Dead Ringers (David Cronenberg / Canada-U.S., 1988):

A masterly refinement of the fraternal condition in Scanners, and there's Stephen Lack as the avant-garde artist specializing in "mathematics in metal." Identical twins, "the sweet one and the shit," Jeremy Irons embodies both in one of cinema's greatest performances. As children they're fascinated by sexless underwater fertilization, as adults they poke the feminine enigma as gynecologists at a Toronto clinic. Their newest client is a movie star with a three-pronged uterus and a masochistic streak, given Moreau-levels of carnal captivation by Geneviève Bujold.

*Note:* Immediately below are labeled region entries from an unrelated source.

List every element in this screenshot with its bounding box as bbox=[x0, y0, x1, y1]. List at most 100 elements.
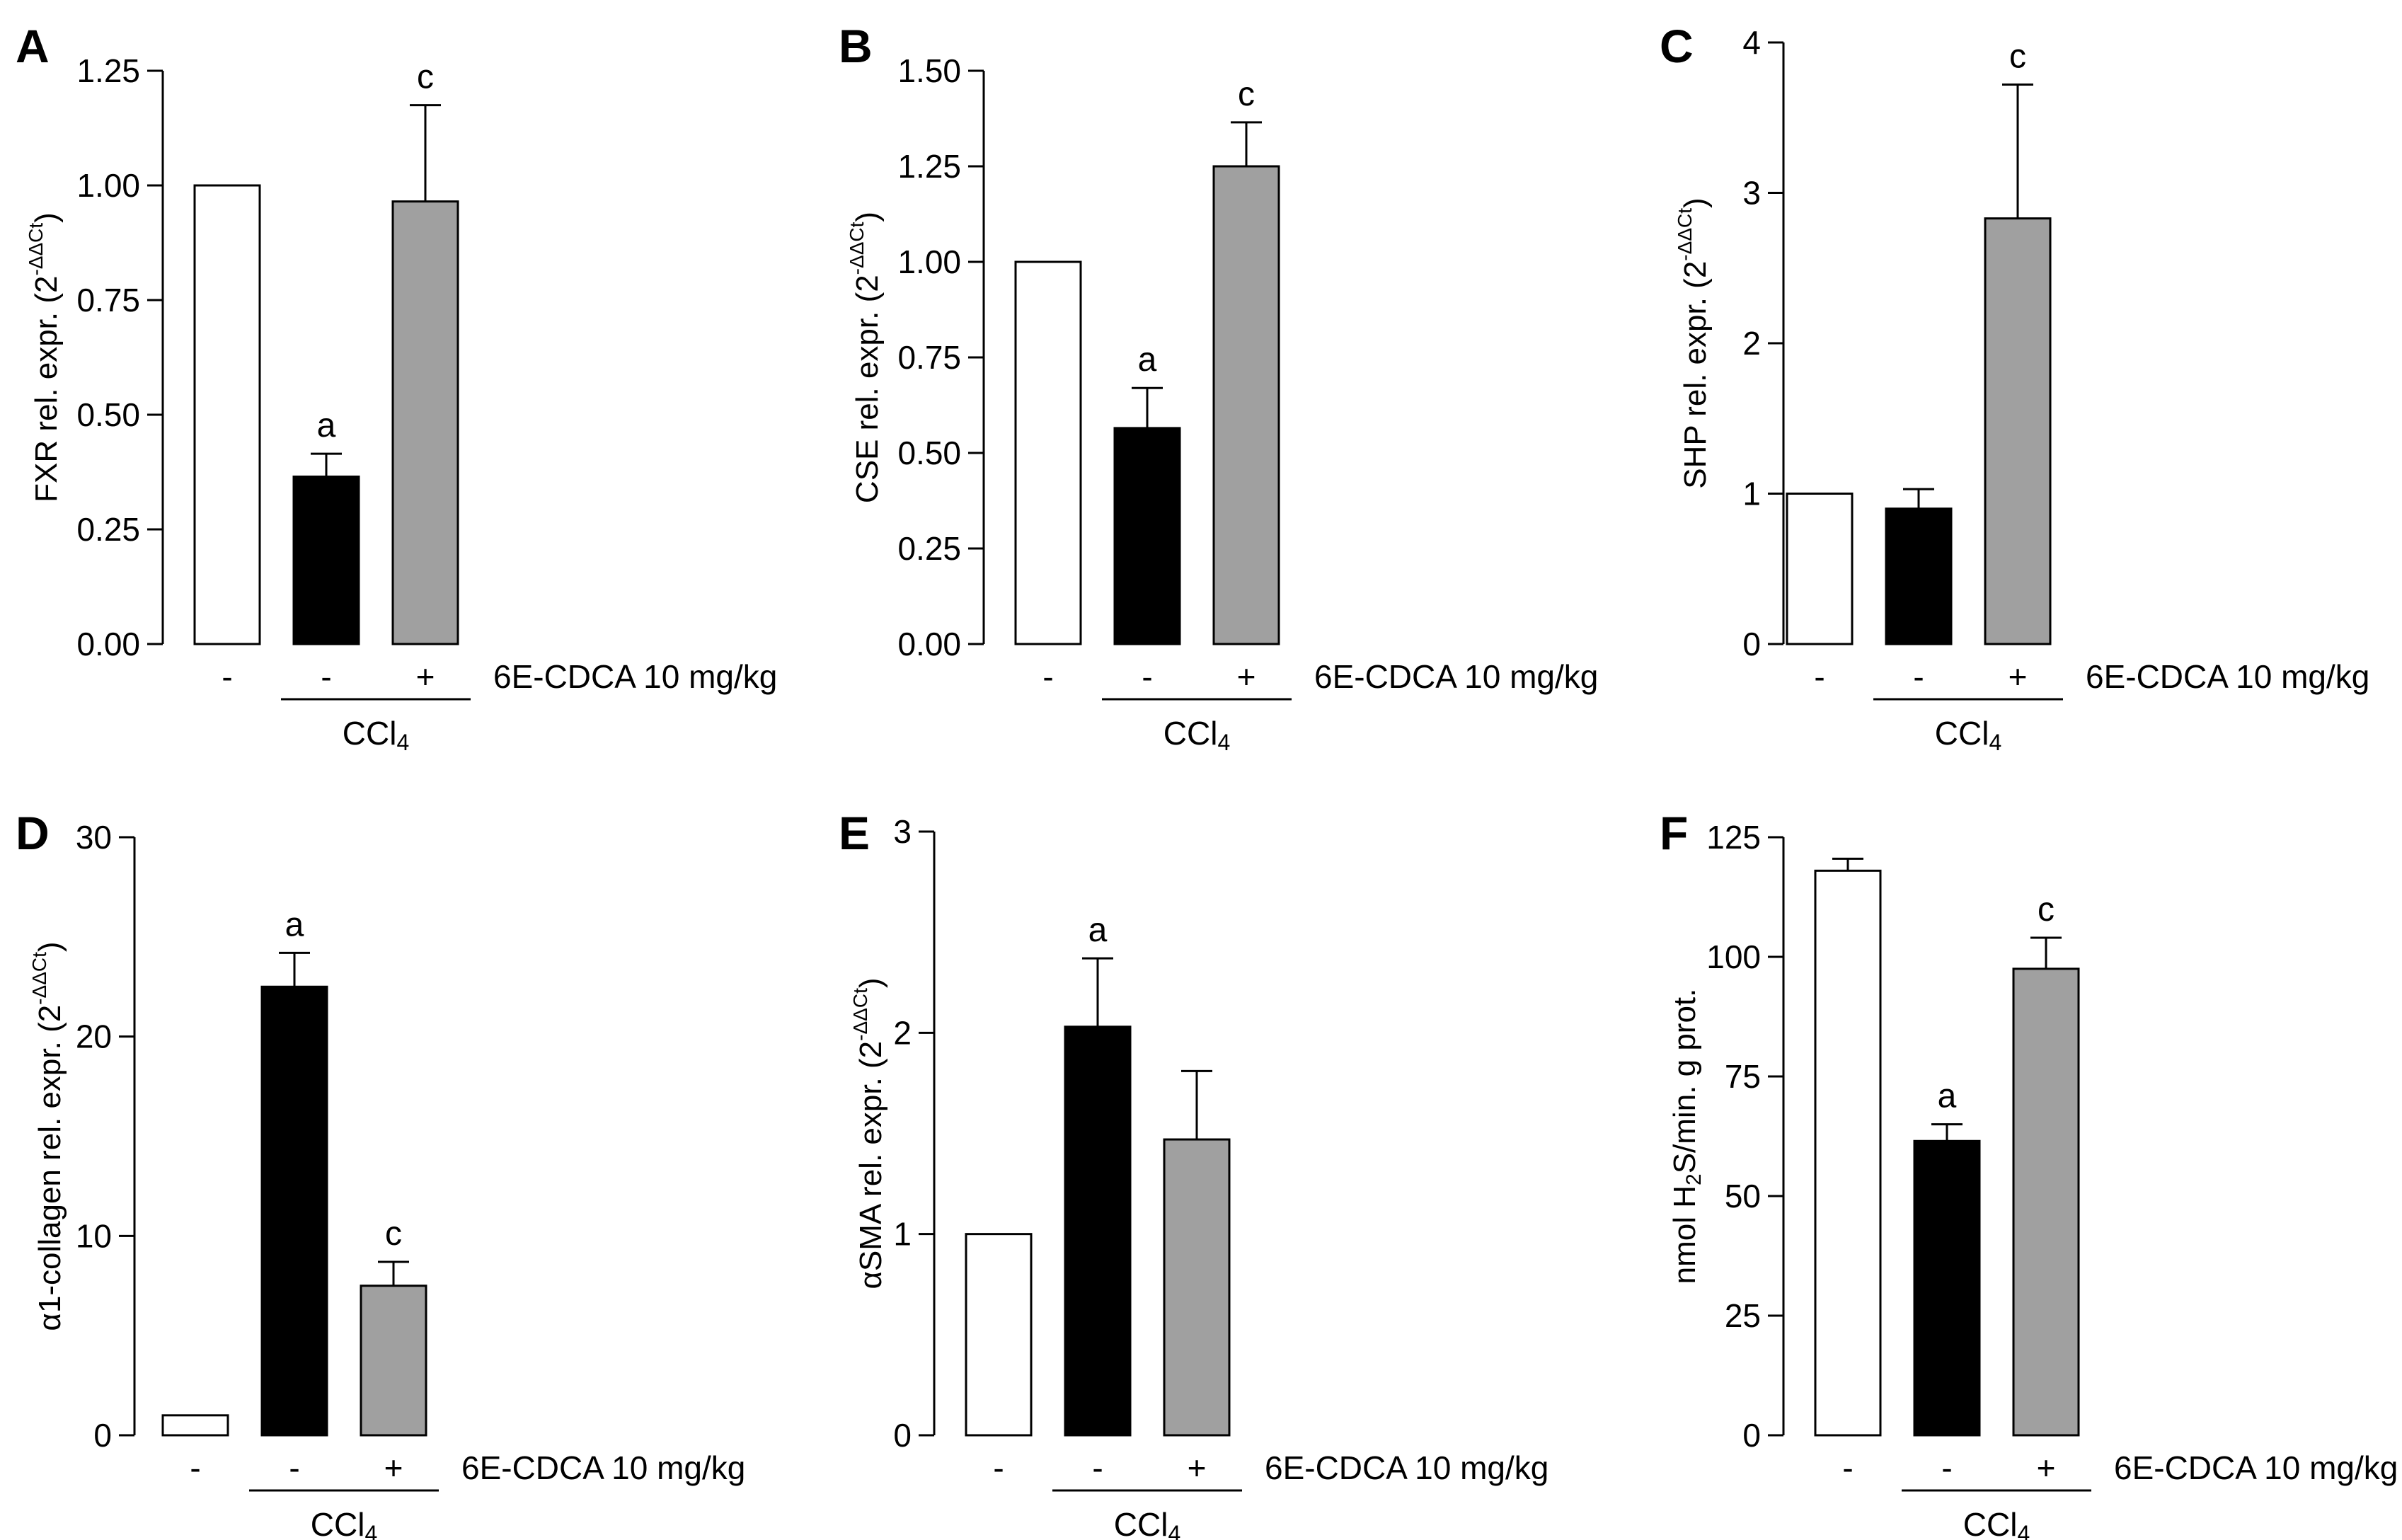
sig-label-a-2: c bbox=[417, 59, 434, 96]
category-label-c-2: + bbox=[2009, 658, 2028, 695]
treatment-label-f: 6E-CDCA 10 mg/kg bbox=[2114, 1449, 2398, 1486]
category-label-f-1: - bbox=[1941, 1449, 1952, 1486]
y-tick-label-b-5: 1.25 bbox=[897, 148, 961, 185]
y-tick-label-a-5: 1.25 bbox=[76, 52, 140, 89]
y-tick-label-e-0: 0 bbox=[893, 1417, 912, 1454]
treatment-label-a: 6E-CDCA 10 mg/kg bbox=[493, 658, 777, 695]
sig-label-d-2: c bbox=[385, 1215, 402, 1253]
y-axis-label-a: FXR rel. expr. (2-ΔΔCt) bbox=[25, 212, 64, 502]
y-tick-label-c-4: 4 bbox=[1742, 24, 1761, 61]
y-tick-label-d-0: 0 bbox=[93, 1417, 112, 1454]
category-label-a-2: + bbox=[416, 658, 435, 695]
y-axis-label-b: CSE rel. expr. (2-ΔΔCt) bbox=[846, 212, 885, 503]
panel-label-f: F bbox=[1660, 807, 1688, 859]
sig-label-e-1: a bbox=[1088, 912, 1108, 949]
bar-c-1 bbox=[1885, 507, 1953, 645]
category-label-d-1: - bbox=[289, 1449, 299, 1486]
bar-a-0 bbox=[193, 184, 261, 645]
category-label-e-2: + bbox=[1188, 1449, 1207, 1486]
group-label-c: CCl4 bbox=[1935, 715, 2001, 755]
panel-label-c: C bbox=[1660, 20, 1694, 72]
y-tick-label-a-0: 0.00 bbox=[76, 626, 140, 662]
category-label-b-2: + bbox=[1237, 658, 1256, 695]
bar-e-2 bbox=[1163, 1138, 1231, 1437]
sig-label-a-1: a bbox=[317, 407, 336, 444]
sig-label-d-1: a bbox=[285, 906, 304, 943]
y-tick-label-b-0: 0.00 bbox=[897, 626, 961, 662]
group-label-f: CCl4 bbox=[1963, 1506, 2030, 1540]
bar-c-2 bbox=[1984, 217, 2052, 645]
bar-b-1 bbox=[1113, 427, 1181, 645]
bar-f-0 bbox=[1814, 869, 1882, 1437]
y-tick-label-b-3: 0.75 bbox=[897, 339, 961, 376]
y-tick-label-f-4: 100 bbox=[1706, 938, 1761, 975]
bar-a-1 bbox=[292, 475, 360, 645]
y-tick-label-c-2: 2 bbox=[1742, 325, 1761, 362]
y-tick-label-e-3: 3 bbox=[893, 813, 912, 850]
y-tick-label-e-1: 1 bbox=[893, 1216, 912, 1253]
category-label-f-2: + bbox=[2037, 1449, 2056, 1486]
group-label-d: CCl4 bbox=[311, 1506, 377, 1540]
y-tick-label-a-2: 0.50 bbox=[76, 396, 140, 433]
bar-b-2 bbox=[1212, 165, 1280, 645]
treatment-label-e: 6E-CDCA 10 mg/kg bbox=[1265, 1449, 1548, 1486]
treatment-label-c: 6E-CDCA 10 mg/kg bbox=[2086, 658, 2369, 695]
category-label-e-0: - bbox=[993, 1449, 1004, 1486]
y-axis-label-d: α1-collagen rel. expr. (2-ΔΔCt) bbox=[28, 941, 67, 1331]
category-label-a-0: - bbox=[222, 658, 232, 695]
y-tick-label-f-1: 25 bbox=[1725, 1297, 1761, 1334]
y-tick-label-b-2: 0.50 bbox=[897, 435, 961, 471]
sig-label-b-2: c bbox=[1238, 76, 1255, 113]
bar-c-0 bbox=[1786, 493, 1854, 645]
category-label-d-0: - bbox=[190, 1449, 200, 1486]
panel-label-b: B bbox=[839, 20, 873, 72]
y-tick-label-f-0: 0 bbox=[1742, 1417, 1761, 1454]
treatment-label-b: 6E-CDCA 10 mg/kg bbox=[1314, 658, 1598, 695]
y-tick-label-c-0: 0 bbox=[1742, 626, 1761, 662]
bar-f-2 bbox=[2012, 967, 2080, 1437]
y-axis-label-c: SHP rel. expr. (2-ΔΔCt) bbox=[1674, 197, 1713, 488]
bar-e-0 bbox=[965, 1233, 1033, 1437]
category-label-d-2: + bbox=[384, 1449, 403, 1486]
y-tick-label-d-2: 20 bbox=[76, 1018, 112, 1055]
category-label-f-0: - bbox=[1842, 1449, 1853, 1486]
y-axis-label-f: nmol H2S/min. g prot. bbox=[1667, 989, 1706, 1285]
y-tick-label-a-1: 0.25 bbox=[76, 511, 140, 548]
category-label-c-0: - bbox=[1814, 658, 1825, 695]
y-tick-label-e-2: 2 bbox=[893, 1014, 912, 1051]
treatment-label-d: 6E-CDCA 10 mg/kg bbox=[461, 1449, 745, 1486]
bar-a-2 bbox=[391, 200, 459, 645]
category-label-b-0: - bbox=[1042, 658, 1053, 695]
panel-label-e: E bbox=[839, 807, 870, 859]
bar-f-1 bbox=[1913, 1139, 1981, 1437]
y-tick-label-a-4: 1.00 bbox=[76, 167, 140, 204]
y-axis-label-e: αSMA rel. expr. (2-ΔΔCt) bbox=[849, 977, 888, 1289]
y-tick-label-d-3: 30 bbox=[76, 819, 112, 856]
bar-b-0 bbox=[1014, 260, 1082, 645]
group-label-a: CCl4 bbox=[343, 715, 409, 755]
bar-d-2 bbox=[360, 1285, 427, 1437]
sig-label-f-1: a bbox=[1938, 1078, 1957, 1115]
category-label-e-1: - bbox=[1092, 1449, 1103, 1486]
y-tick-label-d-1: 10 bbox=[76, 1217, 112, 1254]
group-label-b: CCl4 bbox=[1163, 715, 1230, 755]
y-tick-label-f-3: 75 bbox=[1725, 1058, 1761, 1095]
sig-label-c-2: c bbox=[2009, 38, 2026, 76]
y-tick-label-f-5: 125 bbox=[1706, 819, 1761, 856]
bar-e-1 bbox=[1064, 1025, 1132, 1437]
sig-label-b-1: a bbox=[1138, 341, 1157, 379]
group-label-e: CCl4 bbox=[1114, 1506, 1180, 1540]
panel-label-a: A bbox=[16, 20, 50, 72]
bar-d-0 bbox=[161, 1414, 229, 1437]
bar-d-1 bbox=[260, 985, 328, 1437]
y-tick-label-b-1: 0.25 bbox=[897, 530, 961, 567]
category-label-a-1: - bbox=[321, 658, 331, 695]
y-tick-label-b-6: 1.50 bbox=[897, 52, 961, 89]
category-label-c-1: - bbox=[1913, 658, 1924, 695]
y-tick-label-a-3: 0.75 bbox=[76, 282, 140, 318]
category-label-b-1: - bbox=[1142, 658, 1152, 695]
y-tick-label-b-4: 1.00 bbox=[897, 243, 961, 280]
y-tick-label-c-3: 3 bbox=[1742, 175, 1761, 212]
y-tick-label-c-1: 1 bbox=[1742, 476, 1761, 512]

Love for one and sex for the other, she senses something amiss following a kiss but doesn't discover the switcheroo until later, the vortex of addiction takes hold. ("It's all right—I'll separate you," she murmurs in a dream before chomping on the brothers' connective viscera.) Nabokov's "Scenes from the Life of a Double Monster," finished at last by David Cronenberg as a poem of desire and dependency. Shared experience, split ego, the misogynistic psyche turned to surgical steel. "Mutant women? That's a great theme for a show." Pas de trois, rejected. The confident one knows how to hustle and conquer, the introverted one is like his paramour "slashed open" by vulnerability, the synchronization is broken. Sterile blue architecture increasingly strewn with rubbish, sacramental crimson sheets with openings for the alarmed eyes of nurses. "I have often thought there should be beauty contests for the insides of bodies." Special-effect wounds in the back lot and the trembling hand on the shaving razor and the regression of birthday cake and orange soda, Cronenberg at his most gravelly concentrated takes it all in with devastating calm. Back to the womb for the finale's grateful tragedy, a Pietà and a suggestion of Rimbaud ("Par délicatesse / J'ai perdu ma vie"). Cinematography by Peter Suschitzky. With Heidi von Palleske, Barbara Gordon, and Shirley Douglas.